The Question Worth Asking
The real question isn't "Can AI write this?" It's "Should this be written by AI?"
I don't publish any blog post that's 100% AI-generated, even when the AI output is grammatically perfect and technically accurate. There's something lost when a machine does all the thinking. Readers can feel it.
This isn't gatekeeping. It's a recognition that different content has different requirements. A product specification document can be fully AI. A personal essay should not.
AI Strengths in Content (Real Ones)
Brainstorming and structure: AI is fast at generating options. "Give me 10 possible angles for a blog post about Make.com automation"—AI does that in seconds and the ideas are reasonable.
Boilerplate and templated sections: Introductions explaining why something matters, explanations of basic concepts, calls to action—these are semi-standardized. AI handles them well.
Rapid iteration: Need 5 versions of a headline? 3 different email subject lines? AI is faster than your brain.
Scale of summary work: Taking existing long-form content and converting it (article to tweet, article to social post, long email to short email). Format conversion at scale.
Human Strengths That Still Matter
Original insight: You've built something, failed at something, learned something. That lived experience is irreplaceable. AI can't write "here's what I tried that didn't work and why." It can write "common mistakes include..." which is different.
Opinion and conviction: AI hedges. It says "some people believe" or "it's arguable that." Readers come for your takes, not AI's careful neutrality.
Narrative voice: AI can do voice for a section. Can it sustain your voice—your way of phrasing things, your rhythm, your personality—for 2000 words? Not yet.
Research and judgment: You know which studies matter, which "research" is BS, which context is important. AI hallucinates citations and misses nuance.
Cultural timing: Knowing what's happening in your industry right now, what your audience cares about, what's topical vs. evergreen. That's judgment, not pattern matching.
The Hybrid Approach That Actually Works
Here's what I do:
- Idea and outline (me): I decide what's worth writing. I outline the core insight and key points.
- First draft (AI): Claude or ChatGPT writes sections based on my outline. This is 40-50% of the work.
- Edit for voice and insight (me): I read the draft and rewrite anything that sounds like AI. I add examples from my experience. This is 40-50% of the work.
- Polish and fact-check (tools): Grammarly for editing, manual fact-check for claims.
The result is something that's faster than writing from scratch but unmistakably my work.
Where I Draw the Line
I would not publish:
- A blog post generated entirely by AI and lightly edited. Too much sounds like an AI.
- Personal or opinion content without significant human rewriting. AI will make it sound generic.
- Technical tutorials or "how-tos" without verifying every step actually works.
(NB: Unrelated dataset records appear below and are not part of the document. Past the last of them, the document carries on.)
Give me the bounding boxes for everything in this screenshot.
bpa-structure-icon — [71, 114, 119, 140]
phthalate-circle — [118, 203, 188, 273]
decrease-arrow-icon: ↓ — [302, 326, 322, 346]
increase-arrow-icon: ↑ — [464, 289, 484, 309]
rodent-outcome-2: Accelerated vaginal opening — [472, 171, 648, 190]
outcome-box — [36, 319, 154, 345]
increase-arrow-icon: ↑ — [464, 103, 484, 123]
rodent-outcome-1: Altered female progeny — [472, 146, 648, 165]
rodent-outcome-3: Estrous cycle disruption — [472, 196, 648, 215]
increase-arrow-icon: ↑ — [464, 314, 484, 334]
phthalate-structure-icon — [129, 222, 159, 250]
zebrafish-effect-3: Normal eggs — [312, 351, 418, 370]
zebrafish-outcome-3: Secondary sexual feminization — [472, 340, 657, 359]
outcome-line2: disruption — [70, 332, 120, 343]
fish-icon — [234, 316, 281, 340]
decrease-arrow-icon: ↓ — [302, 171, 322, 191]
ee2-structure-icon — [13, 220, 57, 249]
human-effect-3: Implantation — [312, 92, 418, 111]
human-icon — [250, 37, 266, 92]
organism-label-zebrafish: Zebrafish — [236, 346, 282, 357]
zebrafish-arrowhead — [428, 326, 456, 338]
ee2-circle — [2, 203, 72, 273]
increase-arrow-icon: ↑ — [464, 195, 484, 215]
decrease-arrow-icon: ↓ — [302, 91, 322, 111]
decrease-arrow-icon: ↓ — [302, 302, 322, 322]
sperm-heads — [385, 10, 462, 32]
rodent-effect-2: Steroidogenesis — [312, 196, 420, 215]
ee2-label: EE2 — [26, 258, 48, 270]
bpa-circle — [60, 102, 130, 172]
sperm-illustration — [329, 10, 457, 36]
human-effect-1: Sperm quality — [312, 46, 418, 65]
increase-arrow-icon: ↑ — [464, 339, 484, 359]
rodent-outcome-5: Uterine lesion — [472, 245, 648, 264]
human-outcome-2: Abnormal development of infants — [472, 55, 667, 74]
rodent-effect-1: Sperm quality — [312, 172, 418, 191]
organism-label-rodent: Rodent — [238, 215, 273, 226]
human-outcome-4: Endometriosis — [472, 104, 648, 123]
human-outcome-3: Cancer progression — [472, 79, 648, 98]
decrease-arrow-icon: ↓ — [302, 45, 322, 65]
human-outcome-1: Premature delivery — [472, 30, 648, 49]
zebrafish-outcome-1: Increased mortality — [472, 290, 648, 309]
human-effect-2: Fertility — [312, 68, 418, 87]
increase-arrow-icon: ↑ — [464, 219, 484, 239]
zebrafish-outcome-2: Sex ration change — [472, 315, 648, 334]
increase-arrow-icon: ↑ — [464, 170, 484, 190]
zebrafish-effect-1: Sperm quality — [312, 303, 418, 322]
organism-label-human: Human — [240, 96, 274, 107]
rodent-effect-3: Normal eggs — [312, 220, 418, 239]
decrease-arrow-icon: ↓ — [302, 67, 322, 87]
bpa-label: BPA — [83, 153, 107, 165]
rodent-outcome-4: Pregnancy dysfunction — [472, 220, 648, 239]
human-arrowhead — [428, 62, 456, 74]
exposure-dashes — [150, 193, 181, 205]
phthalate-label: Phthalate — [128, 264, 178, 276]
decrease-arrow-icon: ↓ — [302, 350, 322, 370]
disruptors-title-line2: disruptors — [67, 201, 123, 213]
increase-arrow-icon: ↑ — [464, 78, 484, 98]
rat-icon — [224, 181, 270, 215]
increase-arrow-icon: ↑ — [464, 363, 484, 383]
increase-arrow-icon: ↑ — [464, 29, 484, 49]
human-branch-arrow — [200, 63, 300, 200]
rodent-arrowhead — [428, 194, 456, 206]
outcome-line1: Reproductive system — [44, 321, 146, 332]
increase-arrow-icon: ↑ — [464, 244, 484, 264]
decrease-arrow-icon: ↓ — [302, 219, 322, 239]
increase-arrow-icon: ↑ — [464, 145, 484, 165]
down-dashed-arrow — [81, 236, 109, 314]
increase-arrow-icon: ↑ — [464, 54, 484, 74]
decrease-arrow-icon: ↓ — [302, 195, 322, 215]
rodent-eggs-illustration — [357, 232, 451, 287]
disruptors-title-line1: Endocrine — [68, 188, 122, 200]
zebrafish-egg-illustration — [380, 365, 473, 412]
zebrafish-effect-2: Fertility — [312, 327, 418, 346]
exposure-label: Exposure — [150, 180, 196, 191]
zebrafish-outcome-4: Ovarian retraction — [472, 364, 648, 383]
- Anything with claims or statistics I haven't fact-checked personally.
I would publish (with appropriate editing):
- Boilerplate sections or introductions written by AI.
- Social media posts generated from existing blog content.
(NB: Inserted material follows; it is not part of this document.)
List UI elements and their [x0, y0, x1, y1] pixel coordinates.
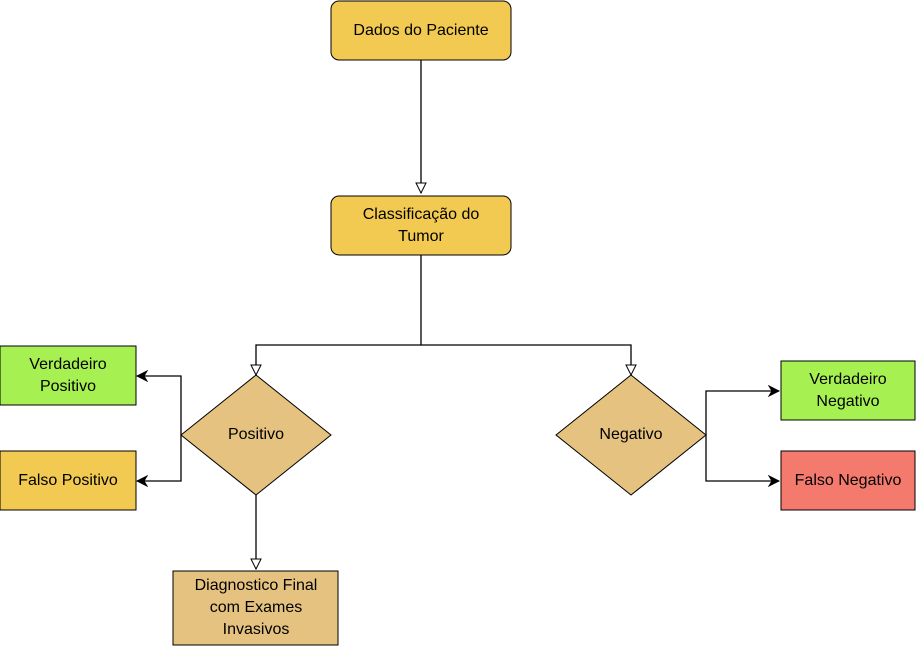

- Product documentation or spec sheets.
- Summaries of my own longer work.
The Authenticity Problem
Readers can tell. Not always consciously, but there's a difference in feel between writing done by a thinking human and writing done by a language model trained on the internet.
AI prose is smooth, grammatically perfect, and emotionally cold. It's like reading a manual written by someone who's never used the thing they're describing.
Human prose has friction, personality, mistakes, and moments of clarity that come from actual thought.
If your content's value is speed and volume, maybe AI-generated is fine. But if your content's value is authenticity and trust, you need the human in there.
Building for the Future
AI will get better at reasoning, voice, and sustaining personality. It might get good enough that some readers can't tell the difference. That's coming.
But it won't replace the need for human judgment about what's true, what matters, and what's worth saying. Those are human decisions.
The future of content creation is probably: AI as a collaborator that amplifies your output and speeds up the mechanical parts, while you focus on the thinking and judgment parts.
Practical Takeaways
Use AI for: Structure, rapid iteration, format conversion, boilerplate.
Keep human for: Insight, opinion, voice, and verification.
The content that will win in the future isn't purely AI or purely human. It's the stuff where humans use AI as a tool to amplify their thinking, not replace it.